Like Kind as it appears in the IRC (Internal Revenue Code) related to 1031 Tax Deferred Exchanges (& 1033 Involuntary Conversions which I will not be getting into today) really means four things:
Location of Property: To be like kind to another property; both have to be "located" in the United States or Both have to be out side of the United States. (New York for Florida is OK, but NY for Canada is not).
Type of Property: Real Property for real property is fine, and the level of improvements on each property is immaterial. (vacant land for apartment building is ok). The like-kind exchange for personal property is much more strict and no need to get into that in a real estate blog (but check with a qualified intermediary if you are trading a backhoe for other equipment).

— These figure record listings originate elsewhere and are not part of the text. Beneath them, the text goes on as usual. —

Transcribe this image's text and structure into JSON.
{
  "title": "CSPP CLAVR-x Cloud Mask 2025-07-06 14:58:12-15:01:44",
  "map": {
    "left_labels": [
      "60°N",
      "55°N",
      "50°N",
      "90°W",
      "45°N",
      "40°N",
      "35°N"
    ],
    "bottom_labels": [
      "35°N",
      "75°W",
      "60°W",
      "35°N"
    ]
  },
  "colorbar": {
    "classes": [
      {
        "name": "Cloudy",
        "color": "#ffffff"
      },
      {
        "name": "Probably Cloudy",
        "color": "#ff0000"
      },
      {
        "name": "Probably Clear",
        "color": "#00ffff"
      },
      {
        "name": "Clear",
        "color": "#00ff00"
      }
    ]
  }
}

Use of Property: Both properties must be used by the taxpayer in a trade, business or for investment. Many of the restriction reviewed in the past were found to have personal purposes, for example a residence, vacation home or a personal automobile. This category offers the most concern and the use of the relinquished property should be looked at carefully prior to an exchange (seek advice from a qualified intermediary).
Value of Property: Like-kind must match one another , if the prices of the two properties don't match to the extent there is a disparity, then property of an unlike kind will be subject to tax (this property is termed Boot). So the goal is to even or up your value in an exchange.
In order to avoid some of the well know pit falls or mistakes in a Like-Kind exchange follow these simple rules: Both properties must be in the United States, Both have to be the same type, Both have been used as the Taxpayer's investment (trade/ business) and both have to be comparably valued. These are the basic (somewhat simplified) elements for a successfully structured 1031 tax deferred exchange.